Just finished updating WordPress to 2.5 from 2.3.3. Ran into a few problems. Normally I diff the old version of WP to the new version and just apply the generated patch to my “custom” install. Somewhere along the line I must have deleted extraneous files like license.txt because the patch failed to apply because some files listed in the diff didn’t exist in the directory I was applying it to… this is the first time this method of non-destructively updating WordPress had failed me. I could have edited the patch by hand but it was 100K lines so I wasn’t particularly interested in this method.
So I finally ended up actually following the upgrade instructions, deleted wp-admin and wp-includes, and copied all the files from 2.5 into my existing install.
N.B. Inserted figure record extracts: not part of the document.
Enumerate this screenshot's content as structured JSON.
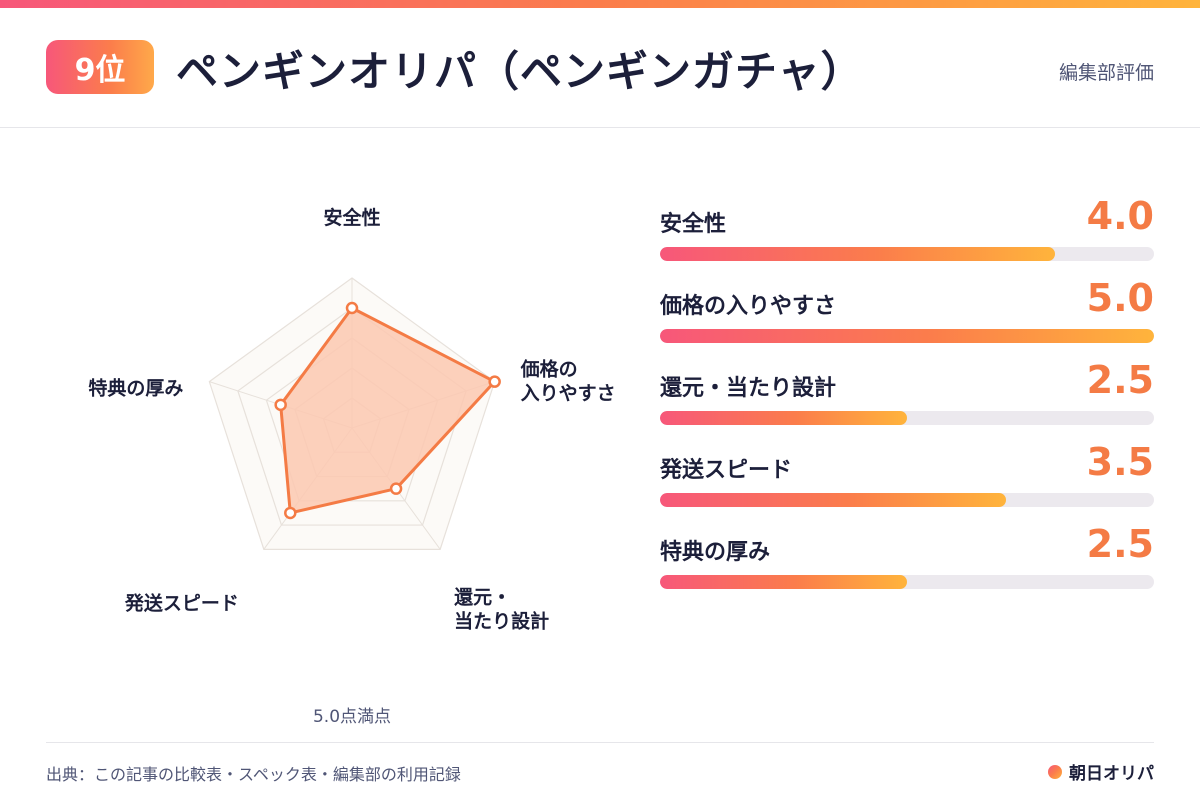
{
  "header": {
    "rank": "9位",
    "title": "ペンギンオリパ（ペンギンガチャ）",
    "note": "編集部評価"
  },
  "chart_data": {
    "type": "radar",
    "max": 5.0,
    "scale_note": "5.0点満点",
    "axes": [
      "安全性",
      "価格の入りやすさ",
      "還元・当たり設計",
      "発送スピード",
      "特典の厚み"
    ],
    "axis_label_lines": [
      [
        "安全性"
      ],
      [
        "価格の",
        "入りやすさ"
      ],
      [
        "還元・",
        "当たり設計"
      ],
      [
        "発送スピード"
      ],
      [
        "特典の厚み"
      ]
    ],
    "values": [
      4.0,
      5.0,
      2.5,
      3.5,
      2.5
    ],
    "grid_levels": 5,
    "colors": {
      "stroke": "#f47b45",
      "fill": "#fbc8b0",
      "grid": "#e7e1db",
      "grid_fill": "#fcfaf7"
    }
  },
  "scores": [
    {
      "label": "安全性",
      "value": "4.0",
      "fraction": 0.8
    },
    {
      "label": "価格の入りやすさ",
      "value": "5.0",
      "fraction": 1.0
    },
    {
      "label": "還元・当たり設計",
      "value": "2.5",
      "fraction": 0.5
    },
    {
      "label": "発送スピード",
      "value": "3.5",
      "fraction": 0.7
    },
    {
      "label": "特典の厚み",
      "value": "2.5",
      "fraction": 0.5
    }
  ],
  "footer": {
    "source": "出典：この記事の比較表・スペック表・編集部の利用記録",
    "brand": "朝日オリパ"
  }
}
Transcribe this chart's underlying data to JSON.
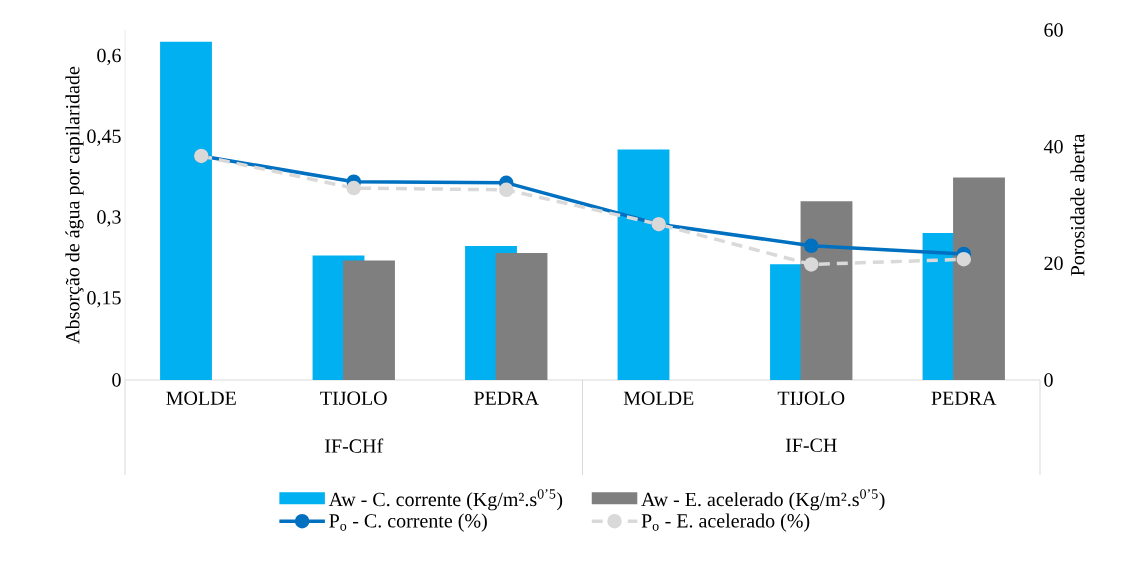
{
  "chart_data": {
    "type": "bar",
    "ylabel": "Absorção de água por capilaridade",
    "y2label": "Porosidade aberta",
    "categories": [
      "MOLDE",
      "TIJOLO",
      "PEDRA",
      "MOLDE",
      "TIJOLO",
      "PEDRA"
    ],
    "annotations": [
      "IF-CHf",
      "IF-CH"
    ],
    "series": [
      {
        "name": "Aw - C. corrente (Kg/m².s$^{0’5}$)",
        "color": "#00b0f0",
        "values": [
          0.628,
          0.231,
          0.249,
          0.428,
          0.215,
          0.273
        ]
      },
      {
        "name": "Aw - E. acelerado (Kg/m².s$^{0’5}$)",
        "color": "#7f7f7f",
        "values": [
          null,
          0.222,
          0.236,
          null,
          0.332,
          0.376
        ]
      },
      {
        "name": "P$_{o}$ - C. corrente (%)",
        "type": "line",
        "axis": "y2",
        "line_style": "solid",
        "color": "#0070c0",
        "values": [
          38.4,
          34.0,
          33.8,
          26.7,
          23.0,
          21.6
        ]
      },
      {
        "name": "P$_{o}$ - E. acelerado (%)",
        "type": "line",
        "axis": "y2",
        "line_style": "dashed",
        "color": "#d9d9d9",
        "values": [
          38.4,
          32.9,
          32.6,
          26.7,
          19.8,
          20.7
        ]
      }
    ],
    "ylim": [
      0,
      0.65
    ],
    "yticks": [
      0,
      {
        "value": 0.15,
        "label": "0,15"
      },
      {
        "value": 0.3,
        "label": "0,3"
      },
      {
        "value": 0.45,
        "label": "0,45"
      },
      {
        "value": 0.6,
        "label": "0,6"
      }
    ],
    "y2lim": [
      0,
      60
    ],
    "y2ticks": [
      0,
      20,
      40,
      60
    ],
    "legend": "bottom",
    "marker": "circle"
  }
}
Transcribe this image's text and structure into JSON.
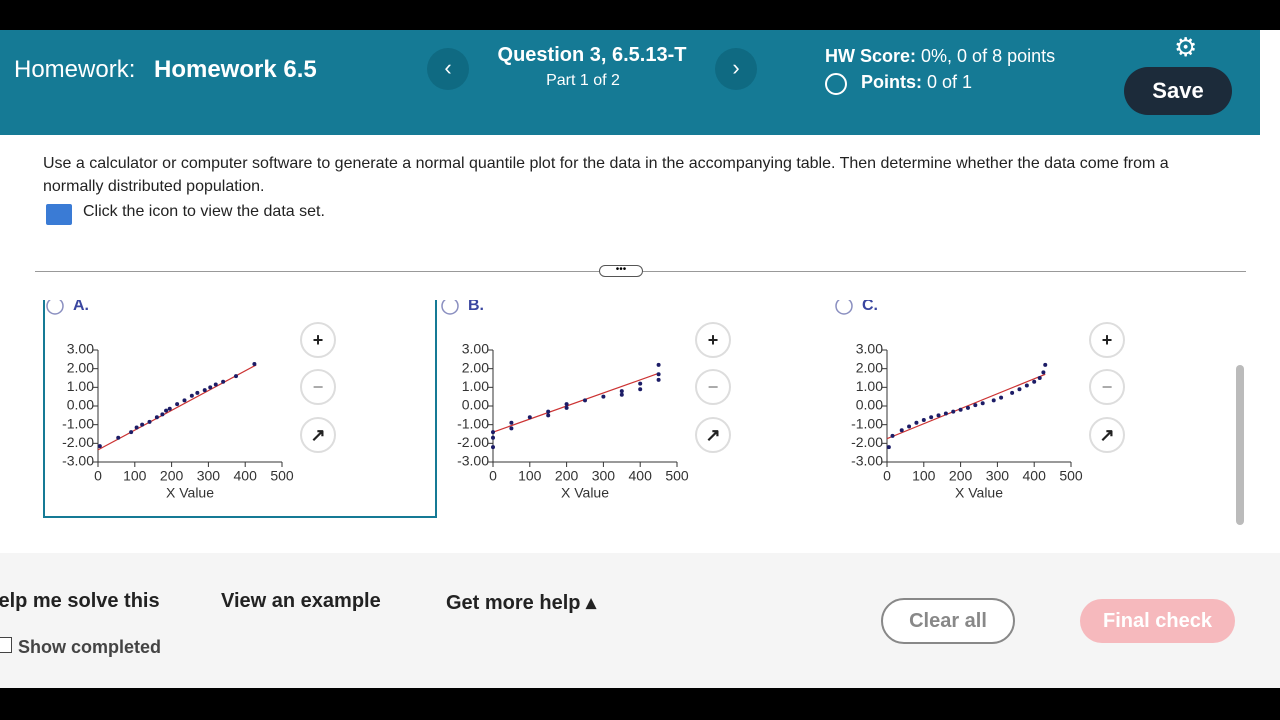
{
  "header": {
    "label": "Homework:",
    "title": "Homework 6.5",
    "question": "Question 3, 6.5.13-T",
    "part": "Part 1 of 2",
    "score_label": "HW Score:",
    "score": "0%, 0 of 8 points",
    "points_label": "Points:",
    "points": "0 of 1",
    "save": "Save"
  },
  "question": {
    "text": "Use a calculator or computer software to generate a normal quantile plot for the data in the accompanying table. Then determine whether the data come from a normally distributed population.",
    "data_link": "Click the icon to view the data set."
  },
  "options": [
    {
      "label": "A.",
      "chart": {
        "type": "scatter",
        "xlabel": "X Value",
        "xlim": [
          0,
          500
        ],
        "xticks": [
          0,
          100,
          200,
          300,
          400,
          500
        ],
        "ylim": [
          -3,
          3
        ],
        "yticks": [
          {
            "value": 3,
            "label": "3.00"
          },
          {
            "value": 2,
            "label": "2.00"
          },
          {
            "value": 1,
            "label": "1.00"
          },
          {
            "value": 0,
            "label": "0.00"
          },
          {
            "value": -1,
            "label": "-1.00"
          },
          {
            "value": -2,
            "label": "-2.00"
          },
          {
            "value": -3,
            "label": "-3.00"
          }
        ],
        "x": [
          5,
          55,
          90,
          105,
          120,
          140,
          160,
          175,
          185,
          195,
          215,
          235,
          255,
          270,
          290,
          305,
          320,
          340,
          375,
          425
        ],
        "y": [
          -2.15,
          -1.7,
          -1.4,
          -1.15,
          -1.0,
          -0.85,
          -0.6,
          -0.45,
          -0.25,
          -0.15,
          0.1,
          0.3,
          0.55,
          0.7,
          0.85,
          1.0,
          1.15,
          1.3,
          1.6,
          2.25
        ],
        "color": "#1c1c66",
        "fit_line": {
          "x": [
            0,
            430
          ],
          "y": [
            -2.35,
            2.2
          ],
          "color": "#cc3333"
        }
      }
    },
    {
      "label": "B.",
      "chart": {
        "type": "scatter",
        "xlabel": "X Value",
        "xlim": [
          0,
          500
        ],
        "xticks": [
          0,
          100,
          200,
          300,
          400,
          500
        ],
        "ylim": [
          -3,
          3
        ],
        "yticks": [
          {
            "value": 3,
            "label": "3.00"
          },
          {
            "value": 2,
            "label": "2.00"
          },
          {
            "value": 1,
            "label": "1.00"
          },
          {
            "value": 0,
            "label": "0.00"
          },
          {
            "value": -1,
            "label": "-1.00"
          },
          {
            "value": -2,
            "label": "-2.00"
          },
          {
            "value": -3,
            "label": "-3.00"
          }
        ],
        "x": [
          0,
          0,
          0,
          50,
          50,
          100,
          150,
          150,
          200,
          200,
          250,
          300,
          350,
          350,
          400,
          400,
          450,
          450,
          450
        ],
        "y": [
          -2.2,
          -1.7,
          -1.4,
          -1.2,
          -0.9,
          -0.6,
          -0.5,
          -0.3,
          -0.1,
          0.1,
          0.3,
          0.5,
          0.6,
          0.8,
          0.9,
          1.2,
          1.4,
          1.7,
          2.2
        ],
        "color": "#1c1c66",
        "fit_line": {
          "x": [
            0,
            450
          ],
          "y": [
            -1.4,
            1.75
          ],
          "color": "#cc3333"
        }
      }
    },
    {
      "label": "C.",
      "chart": {
        "type": "scatter",
        "xlabel": "X Value",
        "xlim": [
          0,
          500
        ],
        "xticks": [
          0,
          100,
          200,
          300,
          400,
          500
        ],
        "ylim": [
          -3,
          3
        ],
        "yticks": [
          {
            "value": 3,
            "label": "3.00"
          },
          {
            "value": 2,
            "label": "2.00"
          },
          {
            "value": 1,
            "label": "1.00"
          },
          {
            "value": 0,
            "label": "0.00"
          },
          {
            "value": -1,
            "label": "-1.00"
          },
          {
            "value": -2,
            "label": "-2.00"
          },
          {
            "value": -3,
            "label": "-3.00"
          }
        ],
        "x": [
          5,
          15,
          40,
          60,
          80,
          100,
          120,
          140,
          160,
          180,
          200,
          220,
          240,
          260,
          290,
          310,
          340,
          360,
          380,
          400,
          415,
          425,
          430
        ],
        "y": [
          -2.2,
          -1.6,
          -1.3,
          -1.1,
          -0.9,
          -0.75,
          -0.6,
          -0.5,
          -0.4,
          -0.3,
          -0.2,
          -0.1,
          0.05,
          0.15,
          0.3,
          0.45,
          0.7,
          0.9,
          1.1,
          1.3,
          1.5,
          1.8,
          2.2
        ],
        "color": "#1c1c66",
        "fit_line": {
          "x": [
            0,
            430
          ],
          "y": [
            -1.75,
            1.7
          ],
          "color": "#cc3333"
        }
      }
    }
  ],
  "footer": {
    "help": "Help me solve this",
    "example": "View an example",
    "more_help": "Get more help",
    "show_completed": "Show completed",
    "clear": "Clear all",
    "final": "Final check"
  }
}
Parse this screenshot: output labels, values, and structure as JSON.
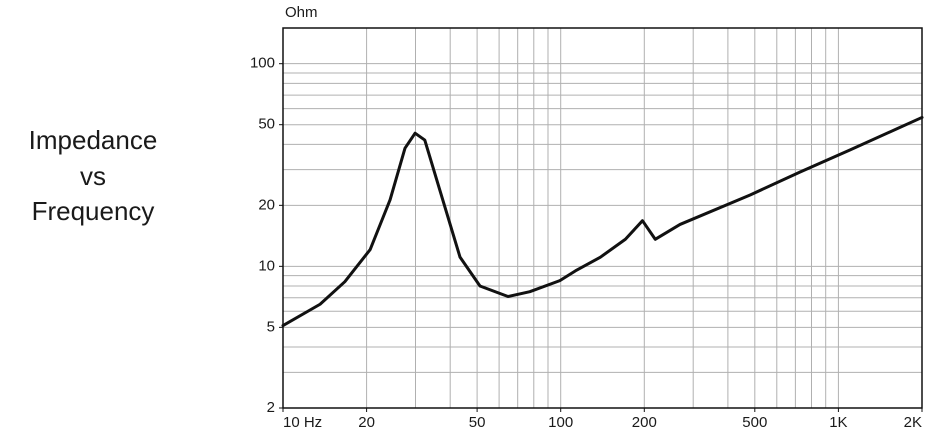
{
  "chart_data": {
    "type": "line",
    "title": [
      "Impedance",
      "vs",
      "Frequency"
    ],
    "y_label": "Ohm",
    "log_x": true,
    "log_y": true,
    "xlim": [
      10,
      2000
    ],
    "ylim": [
      2,
      150
    ],
    "xticks": [
      {
        "value": 10,
        "label": "10 Hz"
      },
      20,
      50,
      100,
      200,
      500,
      {
        "value": 1000,
        "label": "1K"
      },
      {
        "value": 2000,
        "label": "2K"
      }
    ],
    "yticks": [
      2,
      5,
      10,
      20,
      50,
      100
    ],
    "xgrid": [
      10,
      20,
      30,
      40,
      50,
      60,
      70,
      80,
      90,
      100,
      200,
      300,
      400,
      500,
      600,
      700,
      800,
      900,
      1000,
      2000
    ],
    "ygrid": [
      2,
      3,
      4,
      5,
      6,
      7,
      8,
      9,
      10,
      20,
      30,
      40,
      50,
      60,
      70,
      80,
      90,
      100
    ],
    "grid_color": "#b0b0b0",
    "series": [
      {
        "color": "#111111",
        "x": [
          10,
          13.6,
          16.7,
          20.6,
          24.3,
          27.5,
          29.9,
          32.4,
          36.7,
          43.4,
          51.2,
          64.6,
          77.4,
          99.3,
          113,
          139,
          171,
          197,
          219,
          269,
          481,
          728,
          1100,
          2000
        ],
        "values": [
          5.1,
          6.5,
          8.4,
          12.1,
          21.3,
          38.3,
          45.4,
          42,
          23.8,
          11.1,
          8,
          7.1,
          7.5,
          8.5,
          9.5,
          11.1,
          13.6,
          16.8,
          13.6,
          16.1,
          22.5,
          29.2,
          37.5,
          54.3
        ]
      }
    ]
  }
}
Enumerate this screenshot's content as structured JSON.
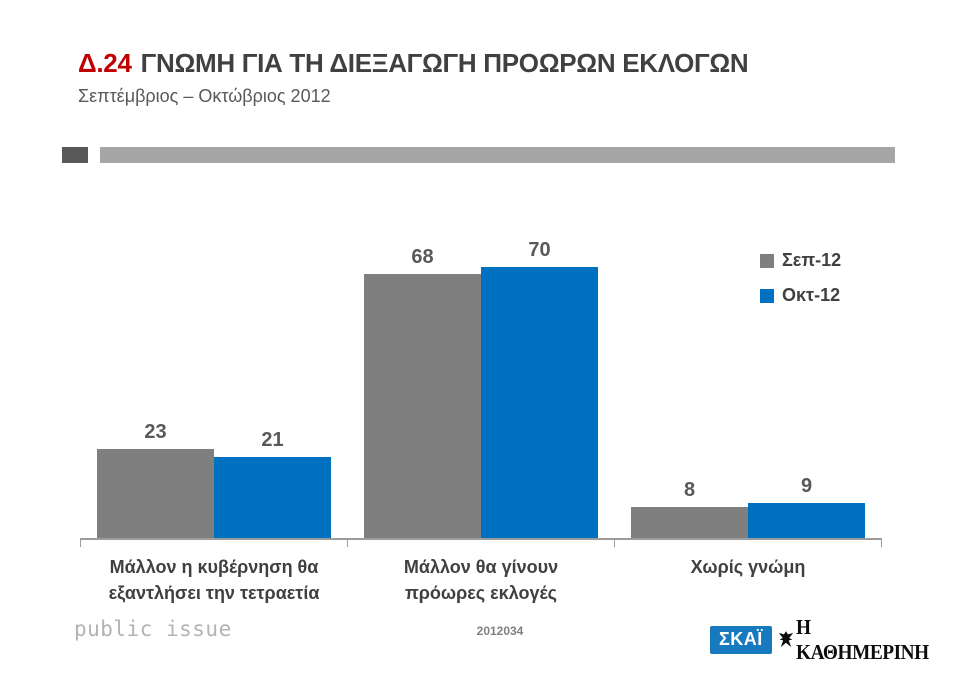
{
  "header": {
    "code": "Δ.24",
    "title": "ΓΝΩΜΗ ΓΙΑ ΤΗ ΔΙΕΞΑΓΩΓΗ ΠΡΟΩΡΩΝ ΕΚΛΟΓΩΝ",
    "subtitle": "Σεπτέμβριος – Οκτώβριος 2012"
  },
  "chart_data": {
    "type": "bar",
    "title": "Δ.24 ΓΝΩΜΗ ΓΙΑ ΤΗ ΔΙΕΞΑΓΩΓΗ ΠΡΟΩΡΩΝ ΕΚΛΟΓΩΝ",
    "subtitle": "Σεπτέμβριος – Οκτώβριος 2012",
    "categories": [
      "Μάλλον η κυβέρνηση θα εξαντλήσει την τετραετία",
      "Μάλλον θα γίνουν πρόωρες εκλογές",
      "Χωρίς γνώμη"
    ],
    "category_lines": [
      [
        "Μάλλον η κυβέρνηση θα",
        "εξαντλήσει την τετραετία"
      ],
      [
        "Μάλλον θα γίνουν",
        "πρόωρες εκλογές"
      ],
      [
        "Χωρίς γνώμη"
      ]
    ],
    "series": [
      {
        "name": "Σεπ-12",
        "color": "#7F7F7F",
        "values": [
          23,
          68,
          8
        ]
      },
      {
        "name": "Οκτ-12",
        "color": "#0070C0",
        "values": [
          21,
          70,
          9
        ]
      }
    ],
    "xlabel": "",
    "ylabel": "",
    "ylim": [
      0,
      80
    ],
    "grid": false,
    "legend_position": "right",
    "data_labels": true
  },
  "footer": {
    "brand": "public issue",
    "study_code": "2012034",
    "skai_label": "ΣΚΑΪ",
    "kathimerini_label": "Η ΚΑΘΗΜΕΡΙΝΗ"
  },
  "colors": {
    "accent_red": "#C00000",
    "title_gray": "#404040",
    "series_sep12": "#7F7F7F",
    "series_okt12": "#0070C0",
    "deco_dark": "#595959",
    "deco_light": "#A6A6A6",
    "axis_gray": "#9C9C9C",
    "skai_blue": "#1779BE"
  }
}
The database update took about 1 second to complete. The upgrade was technically complete at this point but of course it wreaked havoc with my theme.
One thing about the WordPress theme architecture is that if a failure occurs in a custom theme it kinda falls back to the default theme, this is due to CSS I guess. Problems with a theme, like my Binary Blue bastardization, also show up in the strangest ways.
For example, my last.fm plugin’s cache directory got blown away. The plugin could no longer find the image cache and was throwing a (fatal?) error to Apache’s logs. The site was being styled by what looked like a combination of the default classic and my own customized Binary Blue theme. What I do to fix this is an utter hack, I move the default theme out of the way and symlink the directory of my theme to wp-content/themes/default. Then when things go wrong it is still pulling from my theme. Then I go back and fix the actual problem.
The upgrade is complete. It took me about 30 minutes to migrate total. But I am more concerned about “corner cases” this time since my traditional method of just merging in the diff between releases failed. I also haven’t stress tested all of the widgets and plugins. Overall I would suggest upgrading. The experience was worse than usual, but not terrible.
I just noticed when writing this post that the “Preview this Post” feature in WP 2.5 must pull from the auto-saved draft. When I click preview I don’t see the content that hasn’t been saved yet. Small potatoes, remind me to open a bug.
Update (4 hours later): I figured out why my theme was getting butchered into some combination of the default and my own – I had some absolute URLs in my header.php where I forgot to use the template path variables.